As a beginning cantor, age 17, my first High Holiday job was in a small town community where the little synagogue had limited facilities. In its lobby was just one restroom, and that restroom had this sign on the door:




Local residents had some fun with that sign, because you could read it more than one way. Put a comma after “women” and it obviously means that this is the Ladies’ Room and there is also a Men’s Room downstairs. But put the comma after “downstairs” and it means that this is the Men’s Room and the women have to go downstairs. Or, with no comma at all, it would read simply “Women downstairs for men” — in which case the sign is in the wrong building.

How do we read the various signs in our lives? One monumental misreading occurs in this week’s Torah reading, which concerns the 12 spies that Moses sent to scout the land of Canaan.

The Jewish people were camped in the desert, not a year and a quarter out of Egypt. They had received the Torah at Mount Sinai, they had recovered from the sin of the Golden Calf, they had dedicated the Tabernacle — the portable shrine that was the first Jewish house of worship — and they were now close enough to plan on entering the Promised Land. No, they could not traverse the Sinai Peninsula in 100 hours like their modern mechanized descendants, but 14 months with some 3 million people on foot is not a bad record. In last week’s reading, we heard how Moses led the people in the second Passover holiday, the one-year anniversary of their freedom. Now he must prepare to enter Canaan.

Each of the spies was a prince of his tribe, a prominent honorable man. Certainly their report should be valuable. They entered the country from the south, explored the various hills and valleys, checked out the cities and the farmland. We read that this was grape ripening season — early summer — and they found such ample crops that they could bring back a grape cluster so heavy that it had to be carried on a stick by two men. With such produce, we can assume that the ancient tribes of Canaan had more advanced agricultural skills than the medieval tribes who turned much of that land into a desert.

After 40 days the spies returned to camp with that cluster, but also with a conflicted report. Ten of them admitted that this was truly a “land of milk and honey” as their parents had told them. But what really impressed them was the power of the inhabitants. Fortified cities, warlike tribes like Amalek, even giants they saw! We cannot defeat them. That’s how they read the signs.

Only two spies, Caleb and Joshua, disagreed. They saw a timorous public. “They are our bread! Their shadows left them!” Like other rich and corrupt establishments threatened with a “barbarian invasion,” the Canaanites were scared. Let’s go, said Caleb, we should go up and take the land; we can do it! If G-d gave us the strength to come this far, let’s go on.

Clearly, most of the spies were looking at walls and towers. The minority looked into the eyes of the people. Who read the signs right?

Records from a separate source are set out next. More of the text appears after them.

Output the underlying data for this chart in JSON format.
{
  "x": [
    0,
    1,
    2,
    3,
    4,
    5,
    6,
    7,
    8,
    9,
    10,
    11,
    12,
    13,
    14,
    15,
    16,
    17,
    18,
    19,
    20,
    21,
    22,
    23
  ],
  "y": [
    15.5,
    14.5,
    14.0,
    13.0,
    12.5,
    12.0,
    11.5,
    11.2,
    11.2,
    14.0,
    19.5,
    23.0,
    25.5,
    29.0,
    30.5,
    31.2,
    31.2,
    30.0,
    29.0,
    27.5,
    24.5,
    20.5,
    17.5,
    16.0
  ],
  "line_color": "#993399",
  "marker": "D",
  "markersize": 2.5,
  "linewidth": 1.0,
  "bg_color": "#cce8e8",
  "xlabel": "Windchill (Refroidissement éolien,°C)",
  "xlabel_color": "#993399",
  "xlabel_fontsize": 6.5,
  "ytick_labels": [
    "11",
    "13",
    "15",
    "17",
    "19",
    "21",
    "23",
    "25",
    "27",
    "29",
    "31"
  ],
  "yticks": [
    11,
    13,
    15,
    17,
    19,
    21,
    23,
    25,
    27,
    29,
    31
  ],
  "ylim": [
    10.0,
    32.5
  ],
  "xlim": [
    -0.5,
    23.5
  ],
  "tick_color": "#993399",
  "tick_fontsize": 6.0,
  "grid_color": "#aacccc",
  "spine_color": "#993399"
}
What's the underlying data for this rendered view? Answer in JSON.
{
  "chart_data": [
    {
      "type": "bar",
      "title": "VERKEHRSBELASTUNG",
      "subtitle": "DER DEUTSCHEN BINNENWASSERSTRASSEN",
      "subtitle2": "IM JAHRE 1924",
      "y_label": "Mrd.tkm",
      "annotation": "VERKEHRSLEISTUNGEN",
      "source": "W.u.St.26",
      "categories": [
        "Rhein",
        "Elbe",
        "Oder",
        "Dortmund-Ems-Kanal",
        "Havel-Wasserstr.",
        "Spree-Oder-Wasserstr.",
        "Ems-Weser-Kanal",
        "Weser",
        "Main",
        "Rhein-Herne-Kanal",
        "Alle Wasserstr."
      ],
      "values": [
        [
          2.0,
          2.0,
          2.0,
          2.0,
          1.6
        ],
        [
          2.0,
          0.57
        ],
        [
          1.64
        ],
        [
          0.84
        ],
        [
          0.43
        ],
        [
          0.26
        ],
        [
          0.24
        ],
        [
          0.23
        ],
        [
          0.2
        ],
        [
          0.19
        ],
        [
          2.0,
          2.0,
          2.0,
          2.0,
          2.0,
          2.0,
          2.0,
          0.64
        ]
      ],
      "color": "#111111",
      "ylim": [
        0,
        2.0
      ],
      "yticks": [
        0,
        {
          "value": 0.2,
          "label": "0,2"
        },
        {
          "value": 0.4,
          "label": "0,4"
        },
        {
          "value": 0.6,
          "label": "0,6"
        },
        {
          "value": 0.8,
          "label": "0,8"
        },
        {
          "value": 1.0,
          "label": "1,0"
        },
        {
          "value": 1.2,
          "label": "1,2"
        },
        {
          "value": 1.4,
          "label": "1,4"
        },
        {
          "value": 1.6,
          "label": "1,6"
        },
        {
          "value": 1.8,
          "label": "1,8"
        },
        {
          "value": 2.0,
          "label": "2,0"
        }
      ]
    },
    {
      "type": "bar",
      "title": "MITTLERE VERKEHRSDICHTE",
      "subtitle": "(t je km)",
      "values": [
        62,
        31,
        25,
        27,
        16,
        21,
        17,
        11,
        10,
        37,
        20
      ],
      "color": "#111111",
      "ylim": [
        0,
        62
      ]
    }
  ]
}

The answer to that question would have to wait another 38 years, because the people accepted the majority report, rioted against Moses and Aaron, and even considered going back to Egypt. Stuck in the desert.

After 40 days, the spies changed their generation’s history. After 40 years, Caleb finally changed his people’s destiny. The Haftorah, in Chapter 2 of the Book of Joshua, recounts the second spy story, when Joshua, now inheriting Moses’ leadership, sends just two spies. Their trip is much shorter and their report is totally different. They spend the night in Jericho in the house of a lady of the night named Rahab, who hides them under cut grain stalks on her roof to protect them from the local gendarmes, and they learn the local conditions from her. As a result, Joshua is able to lead the people across the Jordan, surround Jericho and watch its walls fall down. According to the Midrash, one of those two spies was a young fellow of 18, and the other was an octogenarian named — Caleb, the champion dissenter from the original 12 spies.

He read the signs. We should do no less. We came this far. Don’t give up!